Delayed execution: Strictly speaking, all Linq methods immediately produce a result. However, that result is an object which stores a reference to an enumerable object (often the result of the previous Linq method) which it will process in an appropriate manner when it is itself enumerated. For example, we can write our own Take method as:
private static IEnumerable<T> TakeHelper<T>(IEnumerable<T> source, int number)
{
foreach(T item in source)
{
yield return item;
if(--number == 0)
yield break;
}
}
public static IEnumerable<T> Take<T>(this IEnumerable<T> source, int number)
{
if(source == null)
throw new ArgumentNullException();
if(number < 0)
throw new ArgumentOutOfRangeException();
if(number == 0)
return Enumerable.Empty<T>();
return TakeHelper(source, number);
}
Now, when we use it:
var taken4 = someEnumerable.Take(4);//taken4 has a value, so we've already done
//something. If it was going to throw
//an argument exception it would have done so
//by now.
var firstTaken = taken4.First();//only now does the object in taken4
//do the further processing that iterates
//through someEnumerable.
Captured variables: Normally when we make use of a variable, we make use of how its current state:
int i = 2;
string s = "abc";
Console.WriteLine(i);
Console.WriteLine(s);
i = 3;
s = "xyz";
It's pretty intuitive that this prints 2 and abc and not 3 and xyz. In anonymous functions and lambda expressions though, when we make use of a variable we are "capturing" it as a variable, and so we will end up using the value it has when the delegate is invoked:
int i = 2;
string s = "abc";
Action λ = () =>
{
Console.WriteLine(i);
Console.WriteLine(s);
};
i = 3;
s = "xyz";
λ();
Creating the λ doesn't use the values of i and s, but creates a set of instructions as to what to do with i and s when λ is invoked. Only when that happens are the values of i and s used.
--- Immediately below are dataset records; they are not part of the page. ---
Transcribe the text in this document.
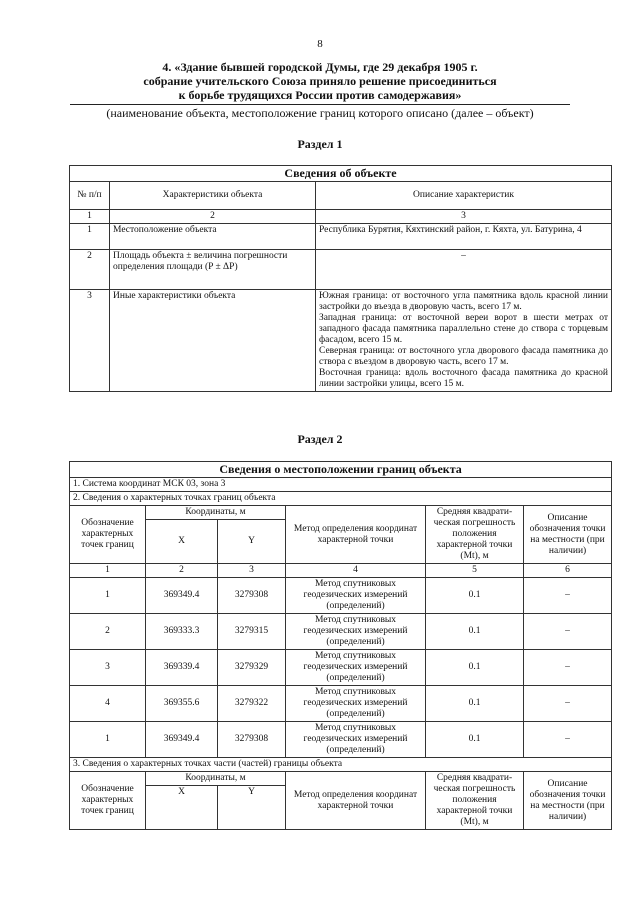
8
4. «Здание бывшей городской Думы, где 29 декабря 1905 г.
собрание учительского Союза приняло решение присоединиться
к борьбе трудящихся России против самодержавия»
(наименование объекта, местоположение границ которого описано (далее – объект)
Раздел 1
Сведения об объекте		
№ п/п	Характеристики объекта	Описание характеристик
1	2	3
1	Местоположение объекта	Республика Бурятия, Кяхтинский район, г. Кяхта, ул. Батурина, 4
2	Площадь объекта ± величина погрешности определения площади (P ± ΔP)	–
3	Иные характеристики объекта	Южная граница: от восточного угла памятника вдоль красной линии застройки до въезда в дворовую часть, всего 17 м.
Западная граница: от восточной вереи ворот в шести метрах от западного фасада памятника параллельно стене до створа с торцевым фасадом, всего 15 м.
Северная граница: от восточного угла дворового фасада памятника до створа с въездом в дворовую часть, всего 17 м.
Восточная граница: вдоль восточного фасада памятника до красной линии застройки улицы, всего 15 м.
Раздел 2
Сведения о местоположении границ объекта					
1. Система координат МСК 03, зона 3					
2. Сведения о характерных точках границ объекта					
Обозначение характерных точек границ	Координаты, м		Метод определения координат характерной точки	Средняя квадрати-ческая погрешность положения характерной точки (Mt), м	Описание обозначения точки на местности (при наличии)
	X	Y			
1	2	3	4	5	6
1	369349.4	3279308	Метод спутниковых геодезических измерений (определений)	0.1	–
2	369333.3	3279315	Метод спутниковых геодезических измерений (определений)	0.1	–
3	369339.4	3279329	Метод спутниковых геодезических измерений (определений)	0.1	–
4	369355.6	3279322	Метод спутниковых геодезических измерений (определений)	0.1	–
1	369349.4	3279308	Метод спутниковых геодезических измерений (определений)	0.1	–
3. Сведения о характерных точках части (частей) границы объекта					
Обозначение характерных точек границ	Координаты, м		Метод определения координат характерной точки	Средняя квадрати-ческая погрешность положения характерной точки (Mt), м	Описание обозначения точки на местности (при наличии)
	X	Y			
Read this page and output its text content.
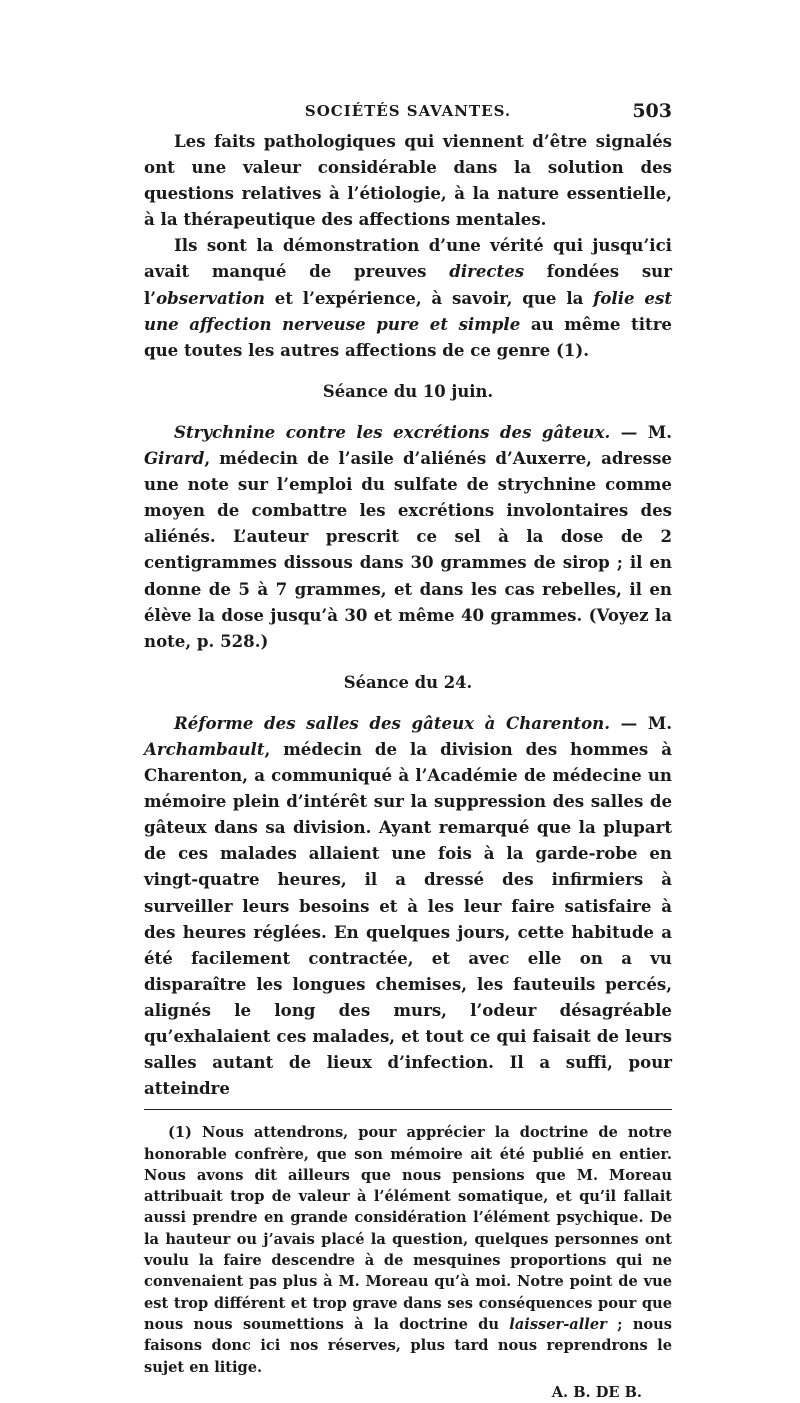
SOCIÉTÉS SAVANTES.	503

Les faits pathologiques qui viennent d’être signalés ont une valeur considérable dans la solution des questions relatives à l’étiologie, à la nature essentielle, à la thérapeutique des affections mentales.

Ils sont la démonstration d’une vérité qui jusqu’ici avait manqué de preuves directes fondées sur l’observation et l’expérience, à savoir, que la folie est une affection nerveuse pure et simple au même titre que toutes les autres affections de ce genre (1).

Séance du 10 juin.

Strychnine contre les excrétions des gâteux. — M. Girard, médecin de l’asile d’aliénés d’Auxerre, adresse une note sur l’emploi du sulfate de strychnine comme moyen de combattre les excrétions involontaires des aliénés. L’auteur prescrit ce sel à la dose de 2 centigrammes dissous dans 30 grammes de sirop ; il en donne de 5 à 7 grammes, et dans les cas rebelles, il en élève la dose jusqu’à 30 et même 40 grammes. (Voyez la note, p. 528.)

Séance du 24.

Réforme des salles des gâteux à Charenton. — M. Archambault, médecin de la division des hommes à Charenton, a communiqué à l’Académie de médecine un mémoire plein d’intérêt sur la suppression des salles de gâteux dans sa division. Ayant remarqué que la plupart de ces malades allaient une fois à la garde-robe en vingt-quatre heures, il a dressé des infirmiers à surveiller leurs besoins et à les leur faire satisfaire à des heures réglées. En quelques jours, cette habitude a été facilement contractée, et avec elle on a vu disparaître les longues chemises, les fauteuils percés, alignés le long des murs, l’odeur désagréable qu’exhalaient ces malades, et tout ce qui faisait de leurs salles autant de lieux d’infection. Il a suffi, pour atteindre

(1) Nous attendrons, pour apprécier la doctrine de notre honorable confrère, que son mémoire ait été publié en entier. Nous avons dit ailleurs que nous pensions que M. Moreau attribuait trop de valeur à l’élément somatique, et qu’il fallait aussi prendre en grande considération l’élément psychique. De la hauteur ou j’avais placé la question, quelques personnes ont voulu la faire descendre à de mesquines proportions qui ne convenaient pas plus à M. Moreau qu’à moi. Notre point de vue est trop différent et trop grave dans ses conséquences pour que nous nous soumettions à la doctrine du laisser-aller ; nous faisons donc ici nos réserves, plus tard nous reprendrons le sujet en litige.

A. B. DE B.
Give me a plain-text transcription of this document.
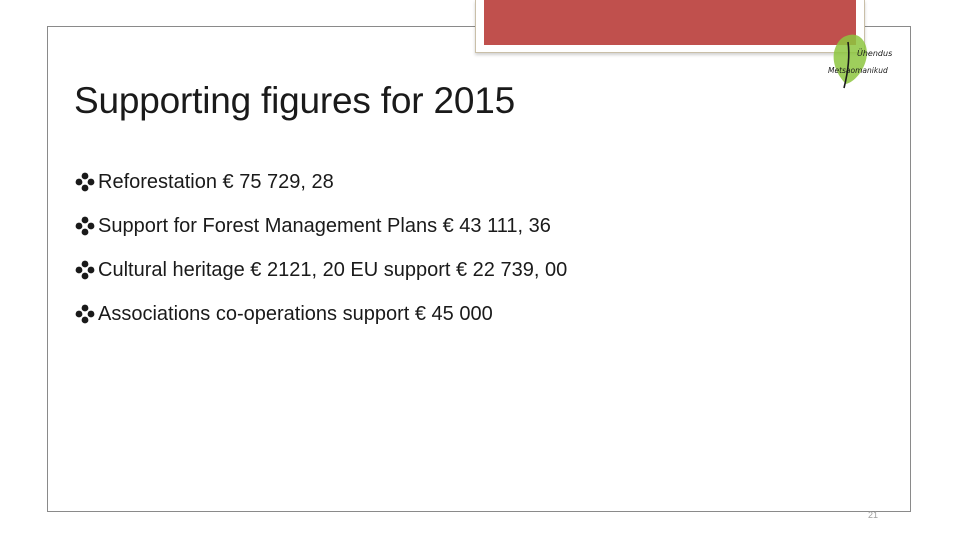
Ühendus
Metsaomanikud
Supporting figures for 2015
Reforestation € 75 729, 28
Support for Forest Management Plans € 43 111, 36
Cultural heritage € 2121, 20 EU support € 22 739, 00
Associations co-operations support € 45 000
21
Putting it all together: In none of your cases do you have any late-binding. That is irrelevant to your question.
In both you have delayed execution. Both the call to Take and the call to Where return enumerable objects which will act upon arr when they are enumerated.
In only one do you have a captured variable. The call to Take passes an integer directly to Take and Take makes use of that value. The call to Where passes a Func<int, bool> created from a lambda expression, and that lambda expression captures an int variable. Where knows nothing of this capture, but the Func does.
That's the reason the two behave so differently in how they treat cutoff.
Take doesn't take a lambda, but an integer, as such it can't change when you change the original variable.